Brownian dynamics simulations

Brownian dynamics simulations is a powerful tool to study the kinetics of association of large proteins. They diffuse randomly in an implicite solvent until they enter into the electrostatic field of each other. In this region they move by directional diffusion toward the encounter complex.

Researcher of this topic is: Denitsa Alamanova

The Brownian dynamics simulation technique is a mesoscopic method in which explicit solvent molecules are replaced by a stochastic force.
The technique takes advantage of the fact that there is a large separation in time scales between the rapid motion of solvent molecules and the more sluggish motion of polymers or colloids. The ability to coarse-grain out these fast modes of the solvent allows one to simulate much larger time scales than in a molecular dynamics simulation.
At the core of a Brownian dynamics simulation is a stochastic differential equation which is integrated forward in time to create trajectories of molecules. Time enters naturally into the scheme allowing for the study of the temporal evolution and dynamics of complex fluids (e.g. polymers, large proteins, DNA molecules and colloidal solutions). Hydrodynamic and body forces, such as magnetic or electric fields, can be added in a straightforward way.
Brownian dynamics simulations are particularly well suited to studying the structure and rheology of complex fluids in hydrodynamic flows and other nonequilibrium situations.

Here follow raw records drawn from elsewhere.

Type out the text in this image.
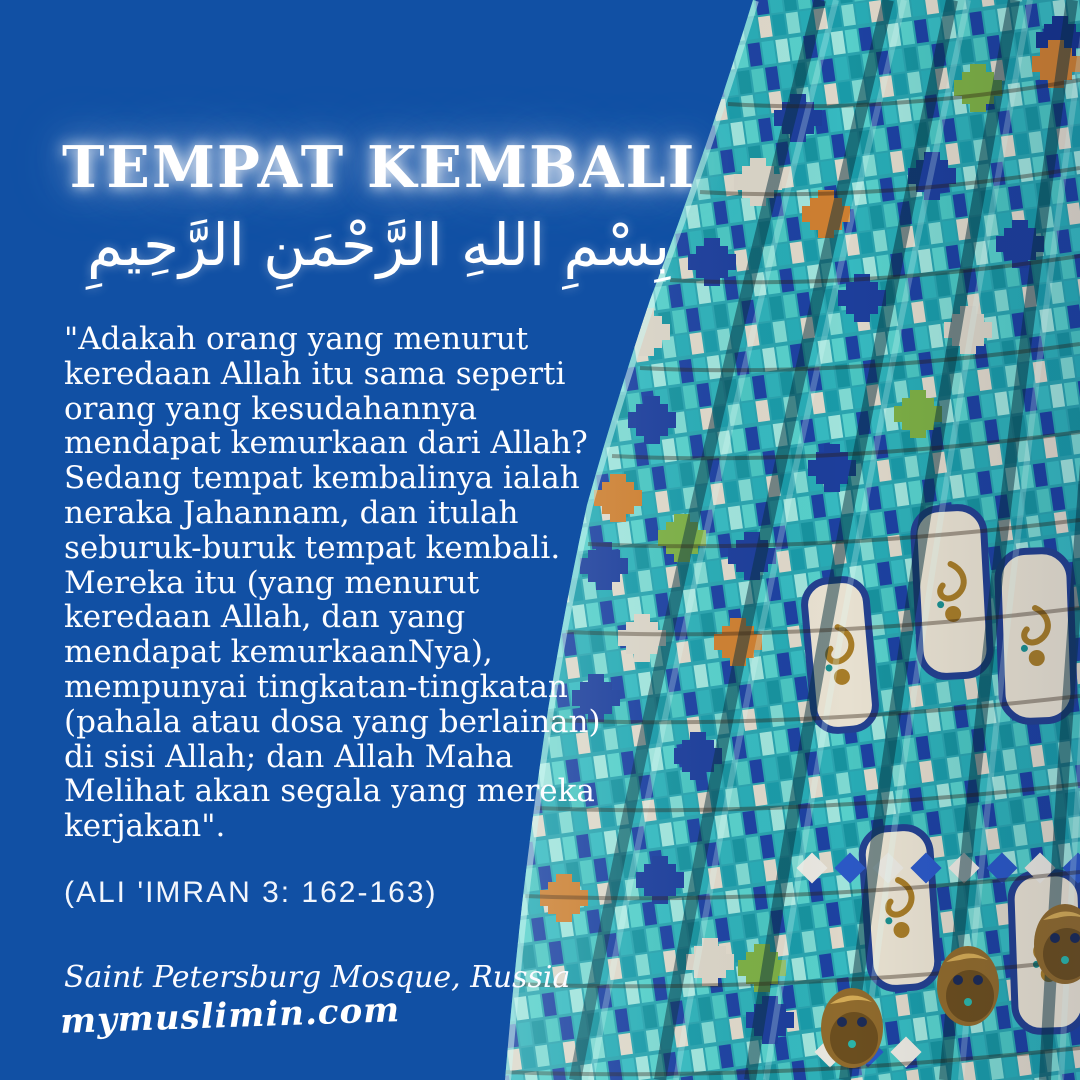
TEMPAT KEMBALI
بِسْمِ اللهِ الرَّحْمَنِ الرَّحِيمِ
"Adakah orang yang menurut
keredaan Allah itu sama seperti
orang yang kesudahannya
mendapat kemurkaan dari Allah?
Sedang tempat kembalinya ialah
neraka Jahannam, dan itulah
seburuk-buruk tempat kembali.
Mereka itu (yang menurut
keredaan Allah, dan yang
mendapat kemurkaanNya),
mempunyai tingkatan-tingkatan
(pahala atau dosa yang berlainan)
di sisi Allah; dan Allah Maha
Melihat akan segala yang mereka
kerjakan".
(ALI 'IMRAN 3: 162-163)
Saint Petersburg Mosque, Russia
mymuslimin.com
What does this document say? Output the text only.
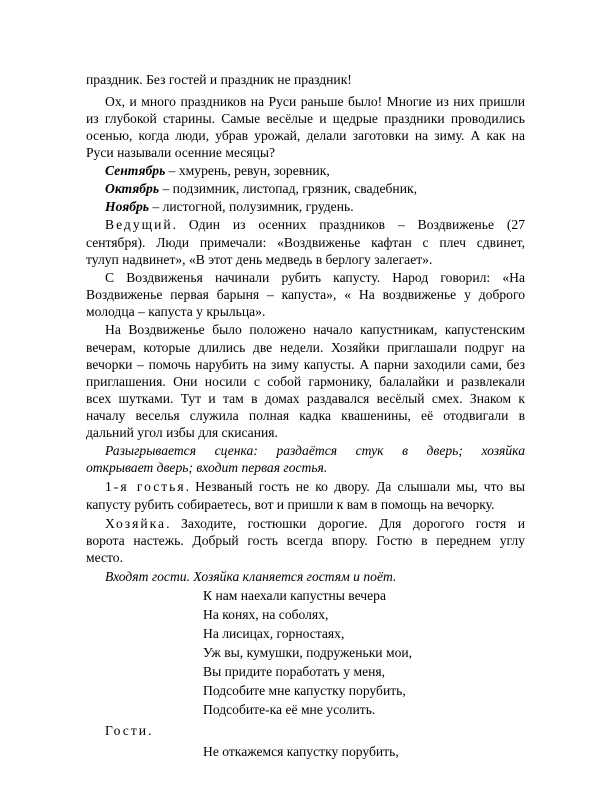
праздник. Без гостей и праздник не праздник!
Ох, и много праздников на Руси раньше было! Многие из них пришли
из глубокой старины. Самые весёлые и щедрые праздники проводились
осенью, когда люди, убрав урожай, делали заготовки на зиму. А как на
Руси называли осенние месяцы?
Сентябрь – хмурень, ревун, зоревник,
Октябрь – подзимник, листопад, грязник, свадебник,
Ноябрь – листогной, полузимник, грудень.
Ведущий. Один из осенних праздников – Воздвиженье (27
сентября). Люди примечали: «Воздвиженье кафтан с плеч сдвинет,
тулуп надвинет», «В этот день медведь в берлогу залегает».
С Воздвиженья начинали рубить капусту. Народ говорил: «На
Воздвиженье первая барыня – капуста», « На воздвиженье у доброго
молодца – капуста у крыльца».
На Воздвиженье было положено начало капустникам, капустенским
вечерам, которые длились две недели. Хозяйки приглашали подруг на
вечорки – помочь нарубить на зиму капусты. А парни заходили сами, без
приглашения. Они носили с собой гармонику, балалайки и развлекали
всех шутками. Тут и там в домах раздавался весёлый смех. Знаком к
началу веселья служила полная кадка квашенины, её отодвигали в
дальний угол избы для скисания.
Разыгрывается сценка: раздаётся стук в дверь; хозяйка
открывает дверь; входит первая гостья.
1-я гостья. Незваный гость не ко двору. Да слышали мы, что вы
капусту рубить собираетесь, вот и пришли к вам в помощь на вечорку.
Хозяйка. Заходите, гостюшки дорогие. Для дорогого гостя и
ворота настежь. Добрый гость всегда впору. Гостю в переднем углу
место.
Входят гости. Хозяйка кланяется гостям и поёт.
К нам наехали капустны вечера
На конях, на соболях,
На лисицах, горностаях,
Уж вы, кумушки, подруженьки мои,
Вы придите поработать у меня,
Подсобите мне капустку порубить,
Подсобите-ка её мне усолить.
Гости.
Не откажемся капустку порубить,
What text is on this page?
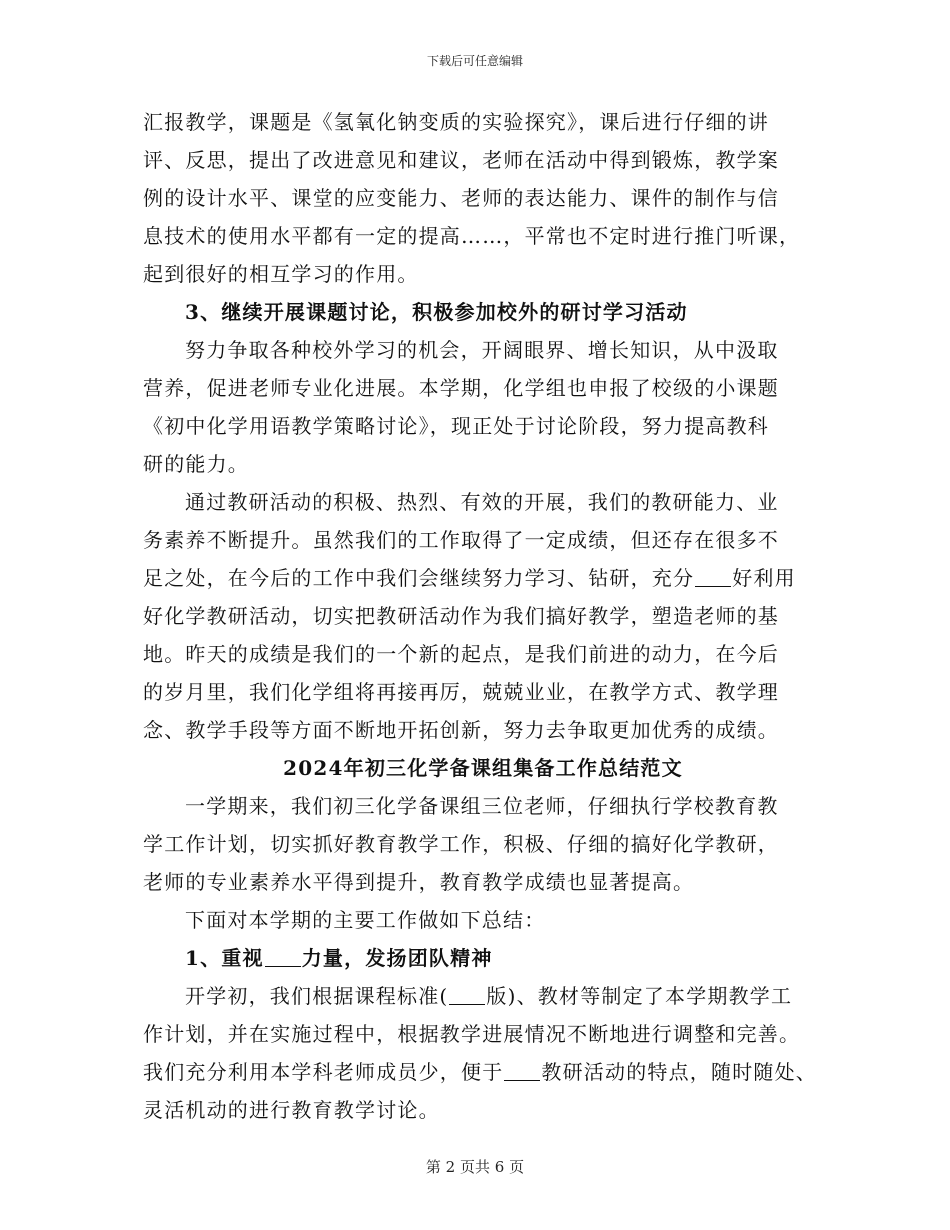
下载后可任意编辑
汇报教学，课题是《氢氧化钠变质的实验探究》，课后进行仔细的讲
评、反思，提出了改进意见和建议，老师在活动中得到锻炼，教学案
例的设计水平、课堂的应变能力、老师的表达能力、课件的制作与信
息技术的使用水平都有一定的提高……，平常也不定时进行推门听课，
起到很好的相互学习的作用。
3、继续开展课题讨论，积极参加校外的研讨学习活动
努力争取各种校外学习的机会，开阔眼界、增长知识，从中汲取
营养，促进老师专业化进展。本学期，化学组也申报了校级的小课题
《初中化学用语教学策略讨论》，现正处于讨论阶段，努力提高教科
研的能力。
通过教研活动的积极、热烈、有效的开展，我们的教研能力、业
务素养不断提升。虽然我们的工作取得了一定成绩，但还存在很多不
足之处，在今后的工作中我们会继续努力学习、钻研，充分 好利用
好化学教研活动，切实把教研活动作为我们搞好教学，塑造老师的基
地。昨天的成绩是我们的一个新的起点，是我们前进的动力，在今后
的岁月里，我们化学组将再接再厉，兢兢业业，在教学方式、教学理
念、教学手段等方面不断地开拓创新，努力去争取更加优秀的成绩。
2024年初三化学备课组集备工作总结范文
一学期来，我们初三化学备课组三位老师，仔细执行学校教育教
学工作计划，切实抓好教育教学工作，积极、仔细的搞好化学教研，
老师的专业素养水平得到提升，教育教学成绩也显著提高。
下面对本学期的主要工作做如下总结：
1、重视 力量，发扬团队精神
开学初，我们根据课程标准( 版)、教材等制定了本学期教学工
作计划，并在实施过程中，根据教学进展情况不断地进行调整和完善。
我们充分利用本学科老师成员少，便于 教研活动的特点，随时随处、
灵活机动的进行教育教学讨论。
第 2 页共 6 页
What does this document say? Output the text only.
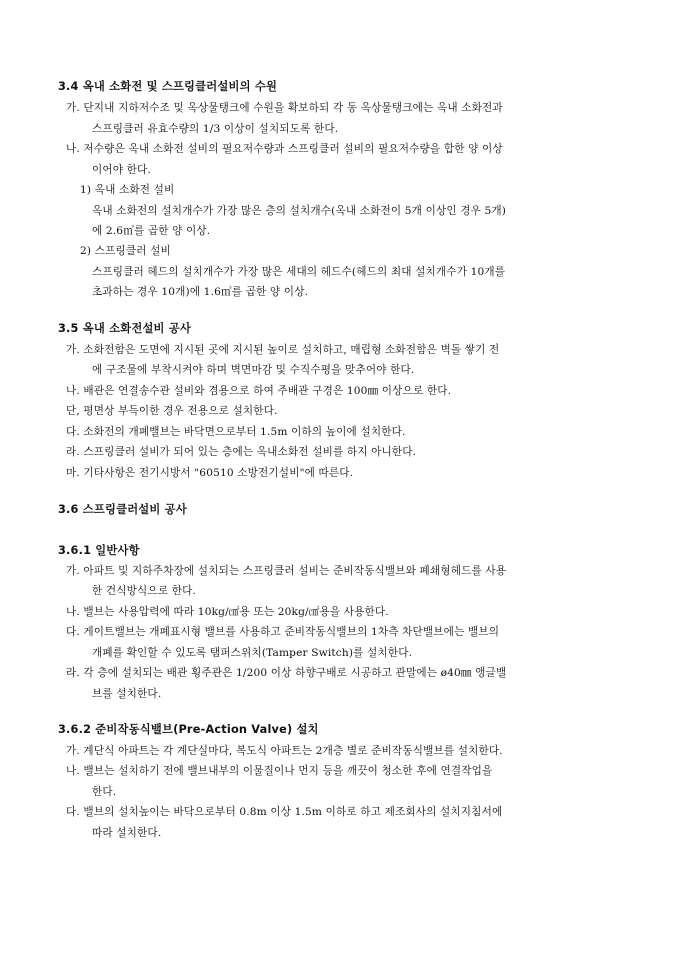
3.4 옥내 소화전 및 스프링클러설비의 수원
가. 단지내 지하저수조 및 옥상물탱크에 수원을 확보하되 각 동 옥상물탱크에는 옥내 소화전과
스프링클러 유효수량의 1/3 이상이 설치되도록 한다.
나. 저수량은 옥내 소화전 설비의 필요저수량과 스프링클러 설비의 필요저수량을 합한 양 이상
이어야 한다.
1) 옥내 소화전 설비
옥내 소화전의 설치개수가 가장 많은 층의 설치개수(옥내 소화전이 5개 이상인 경우 5개)
에 2.6㎥를 곱한 양 이상.
2) 스프링클러 설비
스프링클러 헤드의 설치개수가 가장 많은 세대의 헤드수(헤드의 최대 설치개수가 10개를
초과하는 경우 10개)에 1.6㎥를 곱한 양 이상.
3.5 옥내 소화전설비 공사
가. 소화전함은 도면에 지시된 곳에 지시된 높이로 설치하고, 매립형 소화전함은 벽돌 쌓기 전
에 구조물에 부착시켜야 하며 벽면마감 및 수직수평을 맞추어야 한다.
나. 배관은 연결송수관 설비와 겸용으로 하여 주배관 구경은 100㎜ 이상으로 한다.
단, 평면상 부득이한 경우 전용으로 설치한다.
다. 소화전의 개폐밸브는 바닥면으로부터 1.5m 이하의 높이에 설치한다.
라. 스프링클러 설비가 되어 있는 층에는 옥내소화전 설비를 하지 아니한다.
마. 기타사항은 전기시방서 "60510 소방전기설비"에 따른다.
3.6 스프링클러설비 공사
3.6.1 일반사항
가. 아파트 및 지하주차장에 설치되는 스프링클러 설비는 준비작동식밸브와 폐쇄형헤드를 사용
한 건식방식으로 한다.
나. 밸브는 사용압력에 따라 10kg/㎠용 또는 20kg/㎠용을 사용한다.
다. 게이트밸브는 개폐표시형 밸브를 사용하고 준비작동식밸브의 1차측 차단밸브에는 밸브의
개폐를 확인할 수 있도록 탬퍼스위치(Tamper Switch)를 설치한다.
라. 각 층에 설치되는 배관 횡주관은 1/200 이상 하향구배로 시공하고 관말에는 ø40㎜ 앵글밸
브를 설치한다.
3.6.2 준비작동식밸브(Pre-Action Valve) 설치
가. 계단식 아파트는 각 계단실마다, 복도식 아파트는 2개층 별로 준비작동식밸브를 설치한다.
나. 밸브는 설치하기 전에 밸브내부의 이물질이나 먼지 등을 깨끗이 청소한 후에 연결작업을
한다.
다. 밸브의 설치높이는 바닥으로부터 0.8m 이상 1.5m 이하로 하고 제조회사의 설치지침서에
따라 설치한다.
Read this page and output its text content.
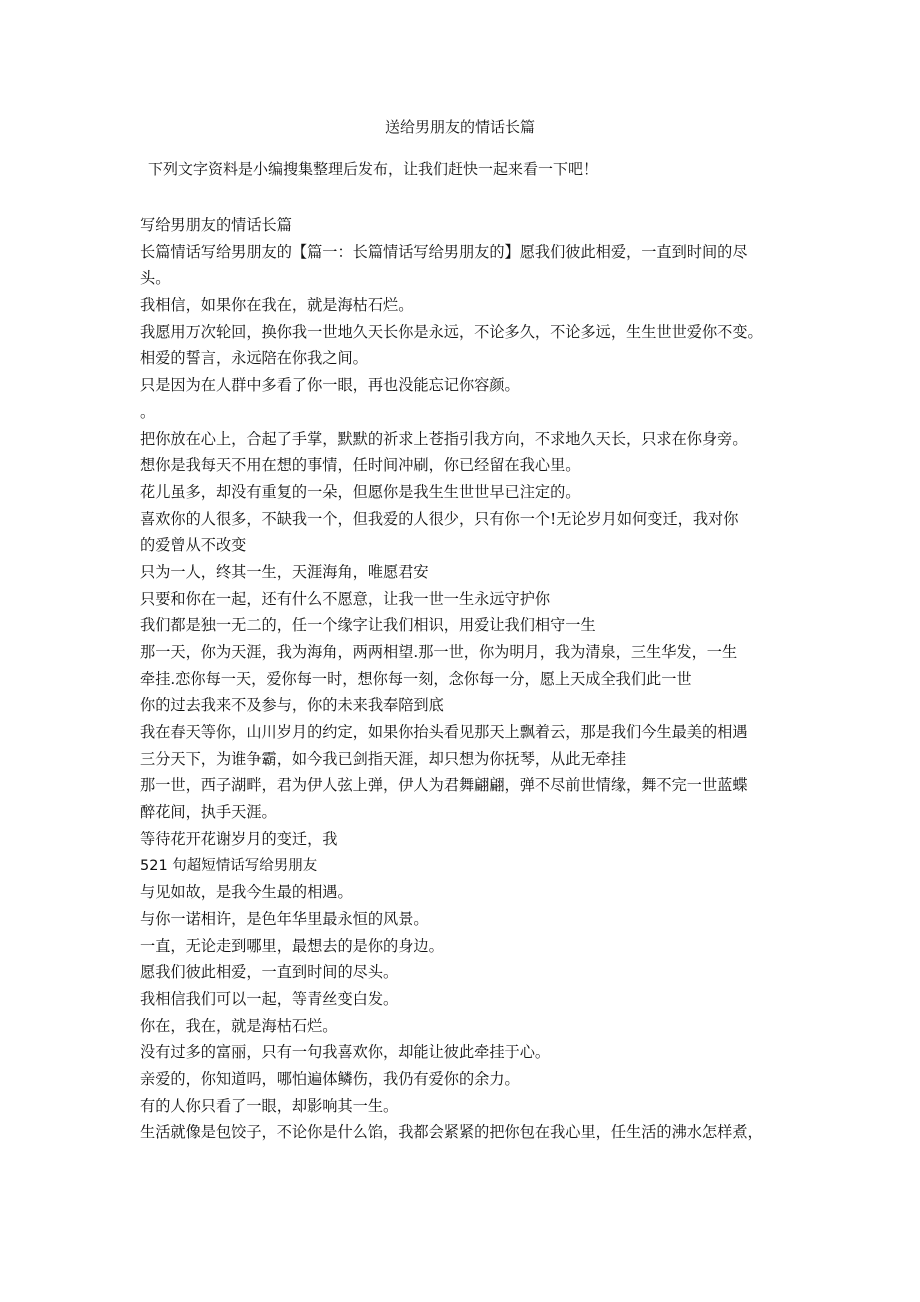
送给男朋友的情话长篇
下列文字资料是小编搜集整理后发布，让我们赶快一起来看一下吧！
写给男朋友的情话长篇
长篇情话写给男朋友的【篇一：长篇情话写给男朋友的】愿我们彼此相爱，一直到时间的尽
头。
我相信，如果你在我在，就是海枯石烂。
我愿用万次轮回，换你我一世地久天长你是永远，不论多久，不论多远，生生世世爱你不变。
相爱的誓言，永远陪在你我之间。
只是因为在人群中多看了你一眼，再也没能忘记你容颜。
。
把你放在心上，合起了手掌，默默的祈求上苍指引我方向，不求地久天长，只求在你身旁。
想你是我每天不用在想的事情，任时间冲刷，你已经留在我心里。
花儿虽多，却没有重复的一朵，但愿你是我生生世世早已注定的。
喜欢你的人很多，不缺我一个，但我爱的人很少，只有你一个!无论岁月如何变迁，我对你
的爱曾从不改变
只为一人，终其一生，天涯海角，唯愿君安
只要和你在一起，还有什么不愿意，让我一世一生永远守护你
我们都是独一无二的，任一个缘字让我们相识，用爱让我们相守一生
那一天，你为天涯，我为海角，两两相望.那一世，你为明月，我为清泉，三生华发，一生
牵挂.恋你每一天，爱你每一时，想你每一刻，念你每一分，愿上天成全我们此一世
你的过去我来不及参与，你的未来我奉陪到底
我在春天等你，山川岁月的约定，如果你抬头看见那天上飘着云，那是我们今生最美的相遇
三分天下，为谁争霸，如今我已剑指天涯，却只想为你抚琴，从此无牵挂
那一世，西子湖畔，君为伊人弦上弹，伊人为君舞翩翩，弹不尽前世情缘，舞不完一世蓝蝶
醉花间，执手天涯。
等待花开花谢岁月的变迁，我
521 句超短情话写给男朋友
与见如故，是我今生最的相遇。
与你一诺相许，是色年华里最永恒的风景。
一直，无论走到哪里，最想去的是你的身边。
愿我们彼此相爱，一直到时间的尽头。
我相信我们可以一起，等青丝变白发。
你在，我在，就是海枯石烂。
没有过多的富丽，只有一句我喜欢你，却能让彼此牵挂于心。
亲爱的，你知道吗，哪怕遍体鳞伤，我仍有爱你的余力。
有的人你只看了一眼，却影响其一生。
生活就像是包饺子，不论你是什么馅，我都会紧紧的把你包在我心里，任生活的沸水怎样煮，
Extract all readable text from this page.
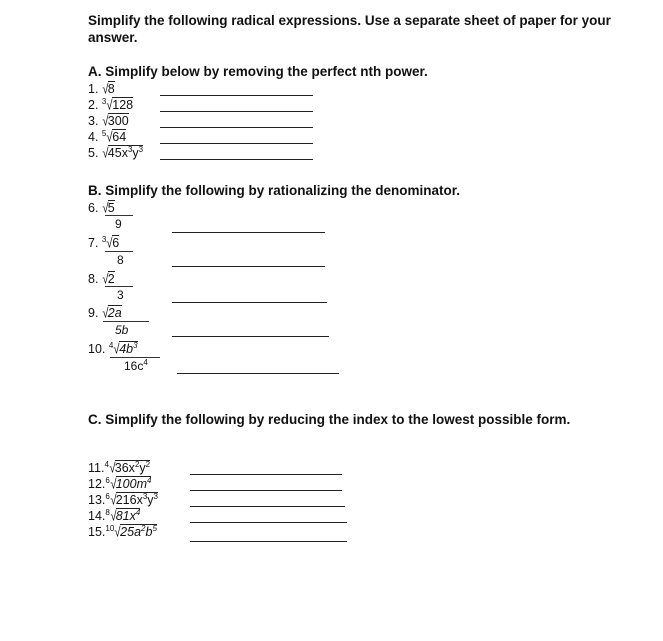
Simplify the following radical expressions. Use a separate sheet of paper for your answer.
A. Simplify below by removing the perfect nth power.
1. √8
2. $^3$√128
3. √300
4. $^5$√64
5. $√45x^3y^3$
B. Simplify the following by rationalizing the denominator.
6. √5
9
7. $^3$√6
8
8. √2
3
9. √2a
5b
10. $^4√4b^3$
$16c^4$
C. Simplify the following by reducing the index to the lowest possible form.
$11.^4√36x^2y^2$
$12.^6√100m^4$
$13.^6√216x^3y^3$
$14.^8√81x^4$
$15.10√25a^2b^5$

Protein protein association involves processes on different length and time scales. At large distances, only the relative motion of the two centers of mass is important. In this regime, the free energy landscape can be sampled by brownian dynamics. The spatial dynamics of individual proteins takes place on a coarse grained lattice.
Here we consider the problem of how to correctly model diffusion on a coarse grid, given the microscopic diffusion coefficient. In contrast to the time independent random walk methods, our requirement is that transition probabilities are modeled correctly for jumps beyond the next neighbors, too. From the condition that such a propagation should reproduce the diffusive evolution of a free particle at finite times, we derive a condition for iscretizing the stepsizes for arbitrary gridspacings, timesteps and diffusion coefficients.